# homework help

• Aug 30th 2009, 03:52 PM
ratterlgirl10
homework help
For each ordered pair ( a, b) of integers define a mapping alpha (a, b) : Z . Z by alapha a, b( n) = an + b.

( a) For which pairs ( a, b) is alpha (a, b) onto?

( b) For which pairs ( a, b) is alpha (a, b) one- to- one?
• Aug 30th 2009, 05:59 PM
Taluivren
Is it $\displaystyle \alpha(a,b): \mathbb{Z} \rightarrow \mathbb{Z}$ defined by $\displaystyle \alpha(a,b)(n) = an+b$ ?

For (a), consider $\displaystyle |a|>1$ ...can $\displaystyle \alpha(a,b)$ be onto? Then examine remaining cases for $\displaystyle a$.

In (b), again concentrate on the value of $\displaystyle a$ (parameter $\displaystyle b$ acts like a shift, it can't affect whether the function is one-to-one or not). There are not many cases in which the function is not one-to-one, can you see them?
• Aug 30th 2009, 07:52 PM
ratterlgirl10
for part a is there a easier way to prove this proof instead looking at the problem from both sides of iff and only if

I have this so far for part a

right side: an+b= b+1
an=1
a=plus/minus 1
• Aug 31st 2009, 03:18 AM
Plato
Quote:

Originally Posted by ratterlgirl10
For each ordered pair ( a, b) of integers define a mapping alpha (a, b) : Z . Z by alapha a, b( n) = an + b.

( a) For which pairs ( a, b) is alpha (a, b) onto?

( b) For which pairs ( a, b) is alpha (a, b) one- to- one?

This notation is very hard to read.
Here is a basic fact about linear functions.
$\displaystyle f(x) = ax + b\;\& \;a \ne 0$ is both onto and one-to-one.

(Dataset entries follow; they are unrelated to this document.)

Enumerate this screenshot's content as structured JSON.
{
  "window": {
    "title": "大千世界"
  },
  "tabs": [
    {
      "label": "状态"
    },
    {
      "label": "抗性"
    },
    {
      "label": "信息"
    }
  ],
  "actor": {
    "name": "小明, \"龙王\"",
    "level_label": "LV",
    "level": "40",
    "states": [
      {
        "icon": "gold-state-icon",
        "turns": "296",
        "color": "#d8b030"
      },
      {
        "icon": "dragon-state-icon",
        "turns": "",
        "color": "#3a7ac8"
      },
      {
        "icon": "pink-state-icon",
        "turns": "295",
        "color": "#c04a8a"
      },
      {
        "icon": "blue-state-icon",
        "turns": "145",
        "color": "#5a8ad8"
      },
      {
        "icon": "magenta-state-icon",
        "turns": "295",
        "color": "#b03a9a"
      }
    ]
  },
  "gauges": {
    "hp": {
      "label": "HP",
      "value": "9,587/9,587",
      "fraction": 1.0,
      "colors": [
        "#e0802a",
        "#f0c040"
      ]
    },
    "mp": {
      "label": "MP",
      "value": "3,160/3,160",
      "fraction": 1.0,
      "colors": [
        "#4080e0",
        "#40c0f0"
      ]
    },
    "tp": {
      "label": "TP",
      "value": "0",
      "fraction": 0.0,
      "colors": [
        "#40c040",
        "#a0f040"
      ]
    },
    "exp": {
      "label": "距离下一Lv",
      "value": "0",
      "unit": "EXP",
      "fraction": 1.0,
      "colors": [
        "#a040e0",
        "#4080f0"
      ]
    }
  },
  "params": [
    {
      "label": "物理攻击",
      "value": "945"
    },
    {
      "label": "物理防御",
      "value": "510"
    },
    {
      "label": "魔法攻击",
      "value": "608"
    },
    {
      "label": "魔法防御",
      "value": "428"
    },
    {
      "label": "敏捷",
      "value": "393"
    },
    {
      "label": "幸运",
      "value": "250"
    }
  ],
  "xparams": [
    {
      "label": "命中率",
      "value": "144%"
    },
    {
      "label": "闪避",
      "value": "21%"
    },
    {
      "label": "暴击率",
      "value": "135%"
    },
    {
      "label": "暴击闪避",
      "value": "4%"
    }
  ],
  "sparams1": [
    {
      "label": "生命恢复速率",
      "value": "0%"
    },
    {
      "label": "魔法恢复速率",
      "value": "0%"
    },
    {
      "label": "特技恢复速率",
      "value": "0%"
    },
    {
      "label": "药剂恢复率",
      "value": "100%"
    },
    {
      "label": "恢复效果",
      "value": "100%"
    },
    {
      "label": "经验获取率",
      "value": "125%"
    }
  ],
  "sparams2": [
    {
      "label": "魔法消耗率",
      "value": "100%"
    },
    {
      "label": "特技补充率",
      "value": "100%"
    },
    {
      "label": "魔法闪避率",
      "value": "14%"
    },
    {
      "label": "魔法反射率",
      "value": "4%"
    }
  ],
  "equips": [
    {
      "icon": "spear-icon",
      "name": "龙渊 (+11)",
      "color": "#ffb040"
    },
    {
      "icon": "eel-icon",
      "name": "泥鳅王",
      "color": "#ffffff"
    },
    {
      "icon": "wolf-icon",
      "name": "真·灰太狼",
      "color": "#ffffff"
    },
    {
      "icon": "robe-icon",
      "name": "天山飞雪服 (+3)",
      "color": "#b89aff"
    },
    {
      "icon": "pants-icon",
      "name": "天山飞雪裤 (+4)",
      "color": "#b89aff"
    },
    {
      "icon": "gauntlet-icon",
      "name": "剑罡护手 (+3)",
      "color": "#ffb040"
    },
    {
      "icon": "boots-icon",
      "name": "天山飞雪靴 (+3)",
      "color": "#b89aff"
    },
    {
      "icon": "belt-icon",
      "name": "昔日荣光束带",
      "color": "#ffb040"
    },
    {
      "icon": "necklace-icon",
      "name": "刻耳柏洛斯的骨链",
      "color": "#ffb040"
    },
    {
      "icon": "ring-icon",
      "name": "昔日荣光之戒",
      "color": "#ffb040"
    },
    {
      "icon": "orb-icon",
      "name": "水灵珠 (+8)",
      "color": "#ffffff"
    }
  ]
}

But I don't understand your notation.
• Aug 31st 2009, 04:36 AM
Taluivren
Quote:

Originally Posted by ratterlgirl10
I have this so far for part a

right side: an+b= b+1
an=1
a=plus/minus 1

That's actually a good idea! So now you know that for $\displaystyle \alpha(a,b)$ to be onto, it is necessary that $\displaystyle a=1$ or $\displaystyle a=-1$. It is now trivial to verify that this is also sufficient.

Is the rest clear?